We already, by that time, had acquired a solid half-dozen various kaleidoscopes and prismascopes, wood and metal and leather, simple and sophisticated, none of them particularly miniaturized but none garish or overblown, a friendly, homey nucleus of a collection… that sort of felt played out already.  It wasn’t that we didn’t like the scopes we’d gotten so far – the were each beloved and cherished in their own right – but when we considered getting another one from time to time we were already having trouble justifying expanding the collection.  There were way too many other cool things in the world to get to restrict ourselves to yet another preciously handcrafted diffracting rod.  Kaleidoscopes and us decided to start seeing other tchochkies.

The collection was never broken up, but we had to get rid of a few pieces that just fell apart.  The remaining exemplars wound up in different places in our household – some of them out on display, some in a drawer somewhere, and some all put away in their fancy-ass boxes.  Anyway, we kept our scopes, but we gradually found ourselves paying less and less attention to them. 

Later, it became now, or anyway the very recent past.  I was tidying up a little in a room where guests would soon be sleeping on the floorspace that the Sesame Street RC Construction Site Truck Set theretofore had occupied.  And in that room, there on a shelf, under the chess set with the cool Korean chess dudes: the original pine kaleidoscope box.  I broke it out. 

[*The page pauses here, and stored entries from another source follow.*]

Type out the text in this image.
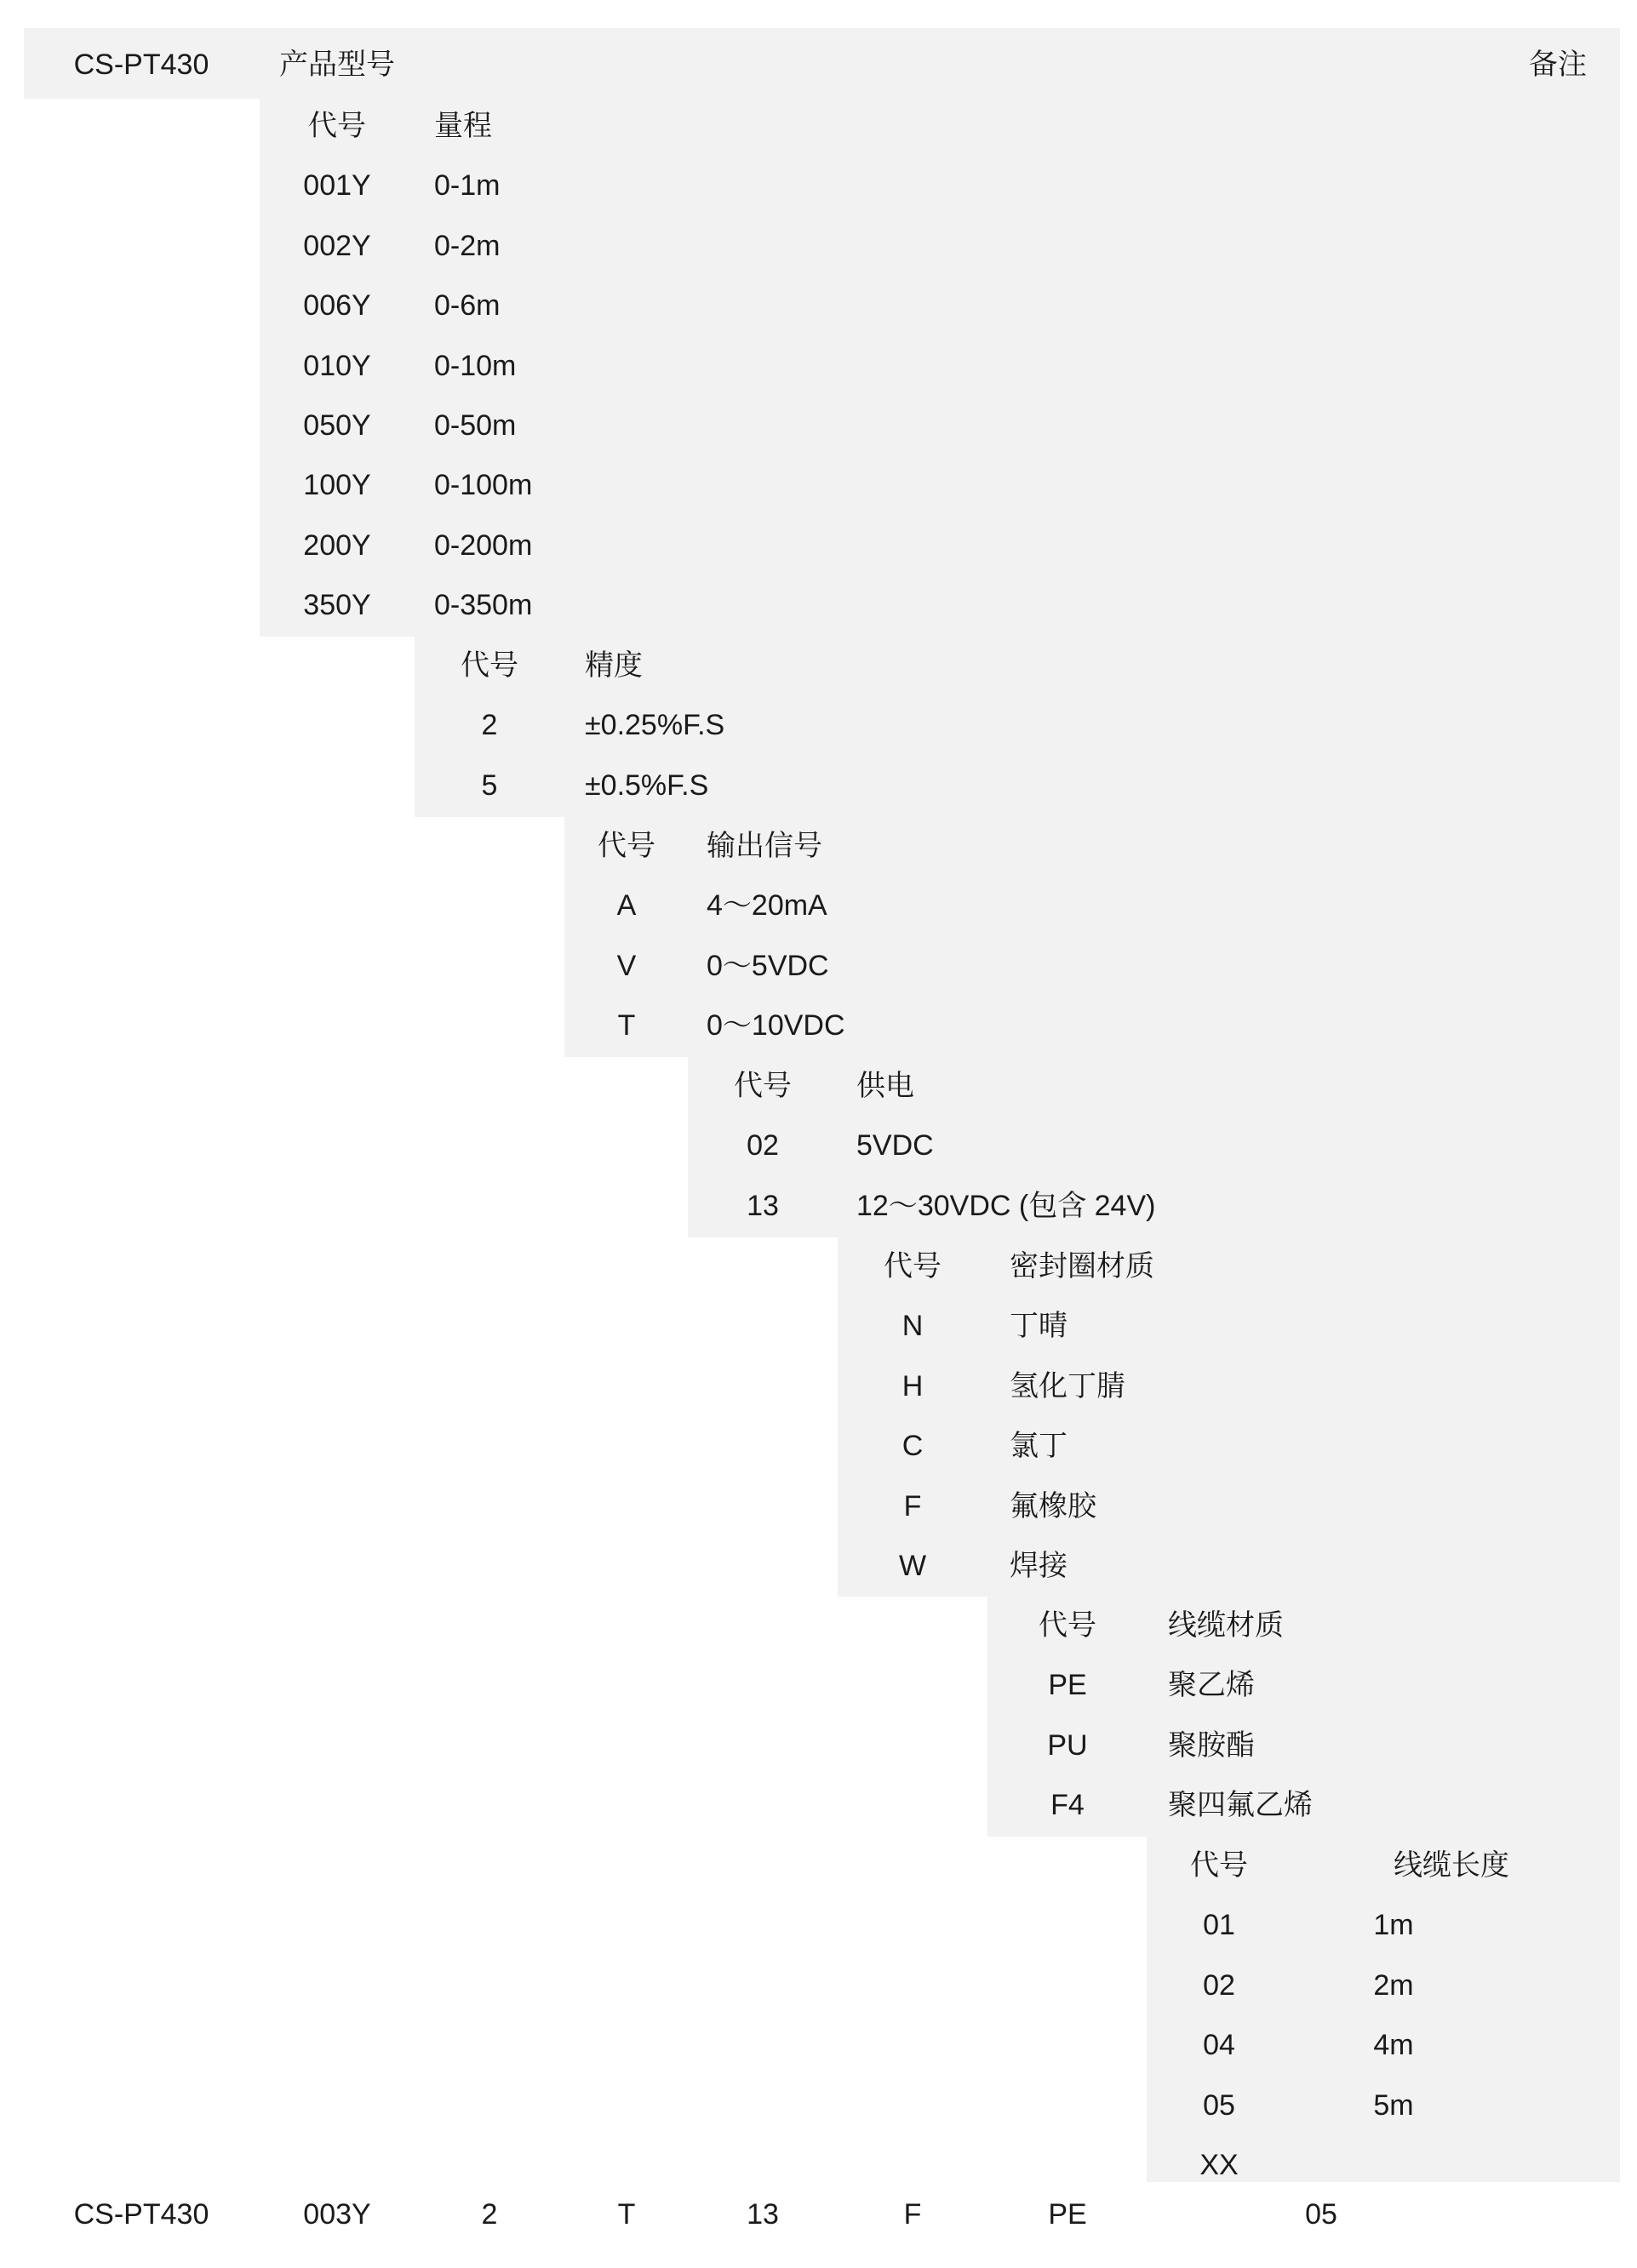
CS-PT430 产品型号	备注
代号 量程
001Y 0-1m
002Y 0-2m
006Y 0-6m
010Y 0-10m
050Y 0-50m
100Y 0-100m
200Y 0-200m
350Y 0-350m
代号 精度
2	±0.25%F.S
5	±0.5%F.S
代号 输出信号
A 4～20mA
V 0～5VDC
T 0～10VDC
代号 供电
02	5VDC
13	12～30VDC (包含 24V)
代号 密封圈材质
N	丁晴
H	氢化丁腈
C	氯丁
F	氟橡胶
W	焊接
代号 线缆材质
PE	聚乙烯
PU	聚胺酯
F4	聚四氟乙烯
代号	线缆长度
01	1m
02	2m
04	4m
05	5m
XX
CS-PT430	003Y	2	T	13	F	PE	05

It opened, as ever, easily.  The thick foam padding, true to form, had defied aging and still tightly embraced its several contents: a gleaming inlaid cylinder and its six interchangeable screw-on caps.  They stood, stacked in a row below the shaft, like medical specimens on archaic slides, each a riotous fistful of color held in suspension for all those years.

I pulled out the old original kaleidoscope and screwed on the seashells-and-beads lens, raised it to the light, gave it a spin with the still-familiar brass spinning-knob.  It was all still there; though it had been left to its own devices for how many years, the colors leapt out into my eyes as if I were the first ever to pick it up.  I didn’t put it down for quite a while.

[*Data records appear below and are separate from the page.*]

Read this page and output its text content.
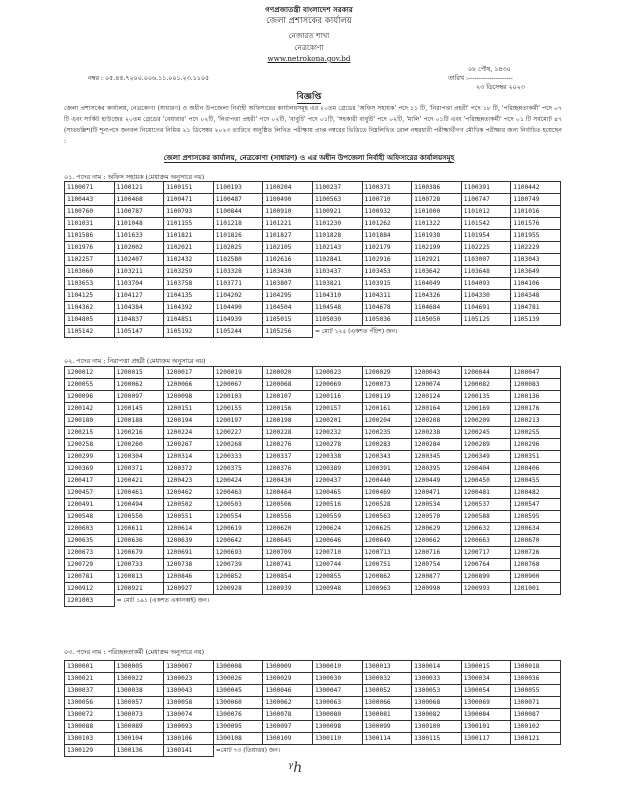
গণপ্রজাতন্ত্রী বাংলাদেশ সরকার
জেলা প্রশাসকের কার্যালয়
নেজারত শাখা
নেত্রকোণা
www.netrokona.gov.bd
০৮ পৌষ, ১৪৩০
নম্বর : ০৫.৪৫.৭২০০.০০৬.১১.০০১.২৩.১১০৫	তারিখ :---------------------
২৩ ডিসেম্বর ২০২৩
বিজ্ঞপ্তি
জেলা প্রশাসকের কার্যালয়, নেত্রকোণা (সাধারণ) ও অধীন উপজেলা নির্বাহী অফিসারের কার্যালয়সমূহ এর ২০তম গ্রেডের 'অফিস সহায়ক' পদে ১১ টি, 'নিরাপত্তা প্রহরী' পদে ১৮ টি, 'পরিচ্ছন্নতাকর্মী' পদে ০৭ টি এবং সার্কিট হাউজের ২০তম গ্রেডের 'বেয়ারার' পদে ০২টি, 'নিরাপত্তা প্রহরী' পদে ০২টি, 'বাবুর্চি' পদে ০১টি, 'সহকারী বাবুর্চি' পদে ০২টি, 'মালি' পদে ০১টি এবং 'পরিচ্ছন্নতাকর্মী' পদে ০১ টি সর্বমোট ৪৭ (সাতচল্লিশ)টি শূন্যপদে জনবল নিয়োগের নিমিত্ত ২১ ডিসেম্বর ২০২৩ তারিখে অনুষ্ঠিত লিখিত পরীক্ষায় প্রাপ্ত নম্বরের ভিত্তিতে নিম্নলিখিত রোল নম্বরধারী পরীক্ষার্থীগণ মৌখিক পরীক্ষার জন্য নির্বাচিত হয়েছেন :
জেলা প্রশাসকের কার্যালয়, নেত্রকোণা (সাধারণ) ও এর অধীন উপজেলা নির্বাহী অফিসারের কার্যালয়সমূহ
০১. পদের নাম : অফিস সহায়ক (মেধাক্রম অনুসারে নয়)
1100071	1100121	1100151	1100193	1100204	1100237	1100371	1100386	1100391	1100442
1100443	1100468	1100471	1100487	1100490	1100563	1100710	1100728	1100747	1100749
1100760	1100787	1100793	1100844	1100910	1100921	1100932	1101000	1101012	1101016
1101031	1101048	1101155	1101218	1101221	1101230	1101262	1101322	1101542	1101576
1101586	1101633	1101821	1101826	1101827	1101828	1101884	1101938	1101954	1101955
1101976	1102002	1102021	1102025	1102105	1102143	1102179	1102199	1102225	1102229
1102257	1102407	1102432	1102580	1102616	1102841	1102916	1102921	1103007	1103043
1103060	1103211	1103259	1103328	1103430	1103437	1103453	1103642	1103648	1103649
1103653	1103704	1103758	1103771	1103807	1103821	1103915	1104049	1104093	1104106
1104125	1104127	1104135	1104202	1104295	1104310	1104311	1104326	1104330	1104348
1104362	1104384	1104392	1104490	1104504	1104548	1104678	1104684	1104691	1104781
1104805	1104837	1104851	1104939	1105015	1105030	1105036	1105050	1105125	1105139
1105142	1105147	1105192	1105244	1105256	= মোট ১২৫ (একশত পঁচিশ) জন।				
০২. পদের নাম : নিরাপত্তা প্রহরী (মেধাক্রম অনুসারে নয়)
1200012	1200015	1200017	1200019	1200020	1200023	1200029	1200043	1200044	1200047
1200055	1200062	1200066	1200067	1200068	1200069	1200073	1200074	1200082	1200083
1200096	1200097	1200098	1200103	1200107	1200116	1200119	1200124	1200135	1200136
1200142	1200145	1200151	1200155	1200156	1200157	1200161	1200164	1200169	1200176
1200180	1200188	1200194	1200197	1200198	1200201	1200204	1200208	1200209	1200213
1200215	1200216	1200224	1200227	1200228	1200232	1200235	1200238	1200245	1200255
1200258	1200260	1200267	1200268	1200276	1200278	1200283	1200284	1200289	1200296
1200299	1200304	1200314	1200333	1200337	1200338	1200343	1200345	1200349	1200351
1200369	1200371	1200372	1200375	1200376	1200389	1200391	1200395	1200404	1200406
1200417	1200421	1200423	1200424	1200430	1200437	1200440	1200449	1200450	1200455
1200457	1200461	1200462	1200463	1200464	1200465	1200469	1200471	1200481	1200482
1200491	1200494	1200502	1200503	1200506	1200516	1200528	1200534	1200537	1200547
1200548	1200550	1200551	1200554	1200556	1200559	1200563	1200570	1200588	1200595
1200603	1200611	1200614	1200619	1200620	1200624	1200625	1200629	1200632	1200634
1200635	1200636	1200639	1200642	1200645	1200646	1200649	1200662	1200663	1200670
1200673	1200679	1200691	1200693	1200709	1200710	1200713	1200716	1200717	1200726
1200729	1200733	1200738	1200739	1200741	1200744	1200751	1200754	1200764	1200768
1200781	1200813	1200846	1200852	1200854	1200855	1200862	1200877	1200899	1200900
1200912	1200921	1200927	1200928	1200939	1200948	1200963	1200990	1200993	1201001
1201003	= মোট ১৯১ (একশত একানব্বই) জন।								
০৩. পদের নাম : পরিচ্ছন্নতাকর্মী (মেধাক্রম অনুসারে নয়)
1300001	1300005	1300007	1300008	1300009	1300010	1300013	1300014	1300015	1300018
1300021	1300022	1300023	1300026	1300029	1300030	1300032	1300033	1300034	1300036
1300037	1300038	1300043	1300045	1300046	1300047	1300052	1300053	1300054	1300055
1300056	1300057	1300058	1300060	1300062	1300063	1300066	1300068	1300069	1300071
1300072	1300073	1300074	1300076	1300078	1300080	1300081	1300082	1300084	1300087
1300088	1300089	1300093	1300095	1300097	1300098	1300099	1300100	1300101	1300102
1300103	1300104	1300106	1300108	1300109	1300110	1300114	1300115	1300117	1300121
1300129	1300136	1300141	=মোট ৭৩ (তিয়াত্তর) জন।						
ᵞh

I may have aged some in the interim – I’m not saying one way or the other.  The kaleidoscope collection as a whole is certainly a little worse for wear.  But the primary kaleidoscope that lives in its wooden box, is still firing strong on all six cylinders.  I’m not a kaleidoscope collector anymore – that is to say, I’m no longer actively collecting kaleidoscopes.
imageThis one seems to be all the collection I actually need, and it’s obviously got a lot more colors left to show me.

that's just the way it seemed to me at 11:29 PM


Now that is a sweet looking kaleidoscope. The only one I ever owned was that cheap cardboard dime store version that always found its way into my parents garbage as soon as I forgot about it. Simplicity really, a cardboard tube, some mirrors, and several chips of colored plastic. All rolled together to try and hold my interest for a few minutes at a time.
My parents worried about me because I could sit and look at it for long periods of time. Most parents complained about their child’s lack of attention, mine worried that I may be a little to easily amused.